By Tom Collins
HASTINGS — A strong placing at this year’s World Dairy Expo at Madison, Wisconsin, is a boost for business for Kingsway Farms.
Located at Hastings, an hour northwest of Belleville, Kingsway scored a second-place finish for junior best three females at the World Dairy Expo and was also named premier breeder of the heifer show and runner-up for overall premier Holstein breeder.
Gord McMillan, who runs Kingsway with his wife Pauline and two sons, Morgon and Ethan, said there is always interest in their calves and embryos when they do well at other shows, but World Dairy Expo could push interest over the top.

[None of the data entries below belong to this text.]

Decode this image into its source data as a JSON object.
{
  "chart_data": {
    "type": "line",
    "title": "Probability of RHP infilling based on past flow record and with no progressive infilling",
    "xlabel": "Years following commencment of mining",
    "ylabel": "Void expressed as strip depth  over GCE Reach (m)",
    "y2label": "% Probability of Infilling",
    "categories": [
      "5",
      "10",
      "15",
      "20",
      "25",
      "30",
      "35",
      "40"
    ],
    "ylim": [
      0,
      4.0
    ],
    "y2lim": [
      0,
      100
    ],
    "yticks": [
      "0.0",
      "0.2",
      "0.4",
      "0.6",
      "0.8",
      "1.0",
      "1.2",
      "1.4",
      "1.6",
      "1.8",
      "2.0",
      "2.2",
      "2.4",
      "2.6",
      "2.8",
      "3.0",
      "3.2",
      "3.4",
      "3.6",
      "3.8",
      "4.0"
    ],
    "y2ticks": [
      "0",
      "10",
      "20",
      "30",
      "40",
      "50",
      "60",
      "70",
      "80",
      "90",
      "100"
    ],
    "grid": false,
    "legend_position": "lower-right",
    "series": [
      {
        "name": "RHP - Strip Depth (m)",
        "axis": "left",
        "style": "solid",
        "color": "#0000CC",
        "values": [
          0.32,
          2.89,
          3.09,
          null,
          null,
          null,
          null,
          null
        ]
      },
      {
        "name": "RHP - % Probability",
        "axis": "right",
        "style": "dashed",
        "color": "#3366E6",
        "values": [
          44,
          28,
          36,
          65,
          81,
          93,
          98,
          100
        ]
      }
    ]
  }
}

“It certainly helps, for sure,” said McMillan, adding it was the farm’s most successful showing at the World Dairy Expo. “It’s an advertising thing, is what it is. We like to participate at shows, and if good things happen, that’s great.”

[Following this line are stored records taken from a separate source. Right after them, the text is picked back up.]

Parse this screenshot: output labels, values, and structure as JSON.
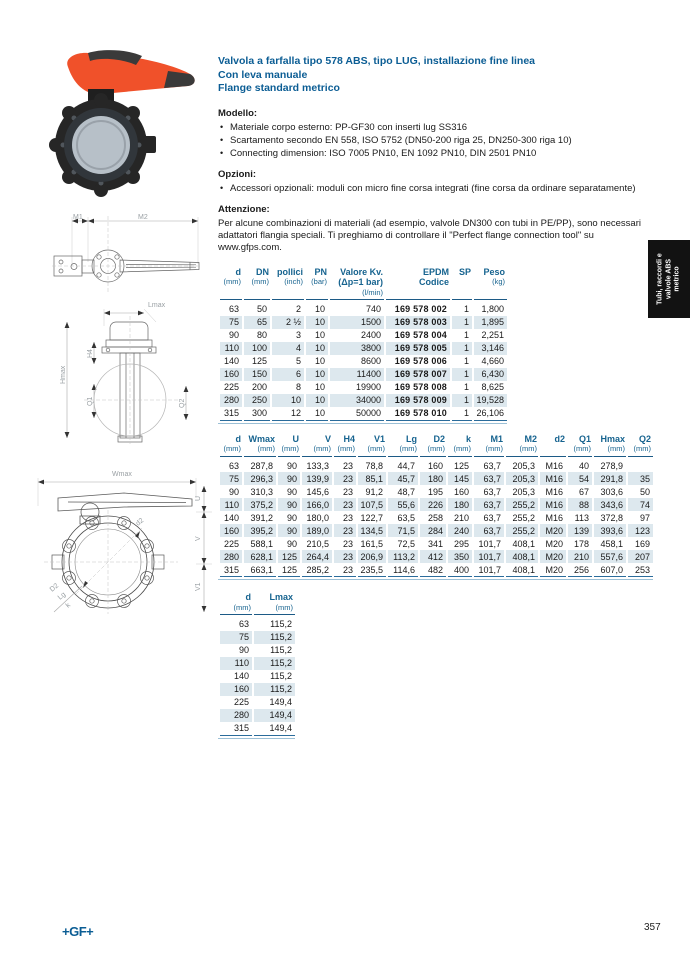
{
  "page": {
    "brand": "+GF+",
    "number": "357"
  },
  "colors": {
    "brand_blue": "#0b5d94",
    "table_header_blue": "#16638f",
    "row_shading": "#dde8ee",
    "handle_orange": "#f0512a",
    "tab_black": "#121212"
  },
  "side_tab": {
    "lines": [
      "Tubi, raccordi e",
      "valvole ABS",
      "metrico"
    ]
  },
  "header": {
    "title_lines": [
      "Valvola a farfalla tipo 578 ABS, tipo LUG,  installazione fine linea",
      "Con leva manuale",
      "Flange standard metrico"
    ]
  },
  "sections": {
    "modello": {
      "heading": "Modello:",
      "bullets": [
        "Materiale corpo esterno: PP-GF30 con inserti lug SS316",
        "Scartamento secondo EN 558, ISO 5752 (DN50-200 riga 25, DN250-300 riga 10)",
        "Connecting dimension: ISO 7005 PN10, EN 1092 PN10, DIN 2501 PN10"
      ]
    },
    "opzioni": {
      "heading": "Opzioni:",
      "bullets": [
        "Accessori opzionali: moduli con micro fine corsa integrati (fine corsa da ordinare separatamente)"
      ]
    },
    "attenzione": {
      "heading": "Attenzione:",
      "text": "Per alcune combinazioni di materiali (ad esempio, valvole DN300 con tubi in PE/PP), sono necessari adattatori flangia speciali. Ti preghiamo di controllare il \"Perfect flange connection tool\" su www.gfps.com."
    }
  },
  "table1": {
    "headers": [
      {
        "label": "d",
        "sub": "(mm)"
      },
      {
        "label": "DN",
        "sub": "(mm)"
      },
      {
        "label": "pollici",
        "sub": "(inch)"
      },
      {
        "label": "PN",
        "sub": "(bar)"
      },
      {
        "label": "Valore Kv.",
        "label2": "(Δp=1 bar)",
        "sub2": "(l/min)"
      },
      {
        "label": "EPDM",
        "label2": "Codice"
      },
      {
        "label": "SP"
      },
      {
        "label": "Peso",
        "sub": "(kg)"
      }
    ],
    "bold_col": 5,
    "rows": [
      [
        "63",
        "50",
        "2",
        "10",
        "740",
        "169 578 002",
        "1",
        "1,800"
      ],
      [
        "75",
        "65",
        "2 ½",
        "10",
        "1500",
        "169 578 003",
        "1",
        "1,895"
      ],
      [
        "90",
        "80",
        "3",
        "10",
        "2400",
        "169 578 004",
        "1",
        "2,251"
      ],
      [
        "110",
        "100",
        "4",
        "10",
        "3800",
        "169 578 005",
        "1",
        "3,146"
      ],
      [
        "140",
        "125",
        "5",
        "10",
        "8600",
        "169 578 006",
        "1",
        "4,660"
      ],
      [
        "160",
        "150",
        "6",
        "10",
        "11400",
        "169 578 007",
        "1",
        "6,430"
      ],
      [
        "225",
        "200",
        "8",
        "10",
        "19900",
        "169 578 008",
        "1",
        "8,625"
      ],
      [
        "280",
        "250",
        "10",
        "10",
        "34000",
        "169 578 009",
        "1",
        "19,528"
      ],
      [
        "315",
        "300",
        "12",
        "10",
        "50000",
        "169 578 010",
        "1",
        "26,106"
      ]
    ]
  },
  "table2": {
    "headers": [
      {
        "label": "d",
        "sub": "(mm)"
      },
      {
        "label": "Wmax",
        "sub": "(mm)"
      },
      {
        "label": "U",
        "sub": "(mm)"
      },
      {
        "label": "V",
        "sub": "(mm)"
      },
      {
        "label": "H4",
        "sub": "(mm)"
      },
      {
        "label": "V1",
        "sub": "(mm)"
      },
      {
        "label": "Lg",
        "sub": "(mm)"
      },
      {
        "label": "D2",
        "sub": "(mm)"
      },
      {
        "label": "k",
        "sub": "(mm)"
      },
      {
        "label": "M1",
        "sub": "(mm)"
      },
      {
        "label": "M2",
        "sub": "(mm)"
      },
      {
        "label": "d2"
      },
      {
        "label": "Q1",
        "sub": "(mm)"
      },
      {
        "label": "Hmax",
        "sub": "(mm)"
      },
      {
        "label": "Q2",
        "sub": "(mm)"
      }
    ],
    "rows": [
      [
        "63",
        "287,8",
        "90",
        "133,3",
        "23",
        "78,8",
        "44,7",
        "160",
        "125",
        "63,7",
        "205,3",
        "M16",
        "40",
        "278,9",
        ""
      ],
      [
        "75",
        "296,3",
        "90",
        "139,9",
        "23",
        "85,1",
        "45,7",
        "180",
        "145",
        "63,7",
        "205,3",
        "M16",
        "54",
        "291,8",
        "35"
      ],
      [
        "90",
        "310,3",
        "90",
        "145,6",
        "23",
        "91,2",
        "48,7",
        "195",
        "160",
        "63,7",
        "205,3",
        "M16",
        "67",
        "303,6",
        "50"
      ],
      [
        "110",
        "375,2",
        "90",
        "166,0",
        "23",
        "107,5",
        "55,6",
        "226",
        "180",
        "63,7",
        "255,2",
        "M16",
        "88",
        "343,6",
        "74"
      ],
      [
        "140",
        "391,2",
        "90",
        "180,0",
        "23",
        "122,7",
        "63,5",
        "258",
        "210",
        "63,7",
        "255,2",
        "M16",
        "113",
        "372,8",
        "97"
      ],
      [
        "160",
        "395,2",
        "90",
        "189,0",
        "23",
        "134,5",
        "71,5",
        "284",
        "240",
        "63,7",
        "255,2",
        "M20",
        "139",
        "393,6",
        "123"
      ],
      [
        "225",
        "588,1",
        "90",
        "210,5",
        "23",
        "161,5",
        "72,5",
        "341",
        "295",
        "101,7",
        "408,1",
        "M20",
        "178",
        "458,1",
        "169"
      ],
      [
        "280",
        "628,1",
        "125",
        "264,4",
        "23",
        "206,9",
        "113,2",
        "412",
        "350",
        "101,7",
        "408,1",
        "M20",
        "210",
        "557,6",
        "207"
      ],
      [
        "315",
        "663,1",
        "125",
        "285,2",
        "23",
        "235,5",
        "114,6",
        "482",
        "400",
        "101,7",
        "408,1",
        "M20",
        "256",
        "607,0",
        "253"
      ]
    ]
  },
  "table3": {
    "headers": [
      {
        "label": "d",
        "sub": "(mm)"
      },
      {
        "label": "Lmax",
        "sub": "(mm)"
      }
    ],
    "rows": [
      [
        "63",
        "115,2"
      ],
      [
        "75",
        "115,2"
      ],
      [
        "90",
        "115,2"
      ],
      [
        "110",
        "115,2"
      ],
      [
        "140",
        "115,2"
      ],
      [
        "160",
        "115,2"
      ],
      [
        "225",
        "149,4"
      ],
      [
        "280",
        "149,4"
      ],
      [
        "315",
        "149,4"
      ]
    ]
  },
  "drawings": {
    "top_view": {
      "m1": "M1",
      "m2": "M2"
    },
    "side_view": {
      "lmax": "Lmax",
      "hmax": "Hmax",
      "h4": "H4",
      "q1": "Q1",
      "q2": "Q2"
    },
    "front_view": {
      "wmax": "Wmax",
      "u": "U",
      "v": "V",
      "v1": "V1",
      "d2": "d2",
      "D2": "D2",
      "lg": "Lg",
      "k": "k"
    }
  }
}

McMillan’s two sons brought only seven cows to the World Dairy Expo but other exhibitors brought Kingsway-bred cows to the show, which added points to Kingsway’s overall premier breeder score.
Much of the farm’s success can be credited to Kingsway Allie, a cow bred at the farm in 2002 that produced three excellent and seven very good daughters, he said. Kingsway Allie was reserve all-Canadian in 2006 and hit the 60,000 kg production award in 2012. McMillan estimated about 30 to 40 per cent of his 80 to 85 milking herd and several animals at the World Dairy Expo can be traced back to the Kingsway Allie family.
Kingsway wasn’t the only Ontario farm to come home with some hardware from Madison. Barrvalley Doorman Liz, owned by Brighton’s Vogue Cattle Co. & Silvercap, was runner-up for summer yearling heifer, while Lindenright Gold Anebel, owned by Hodglynn and Crackholm of Kincardine, placed second for senior two-year-old cow.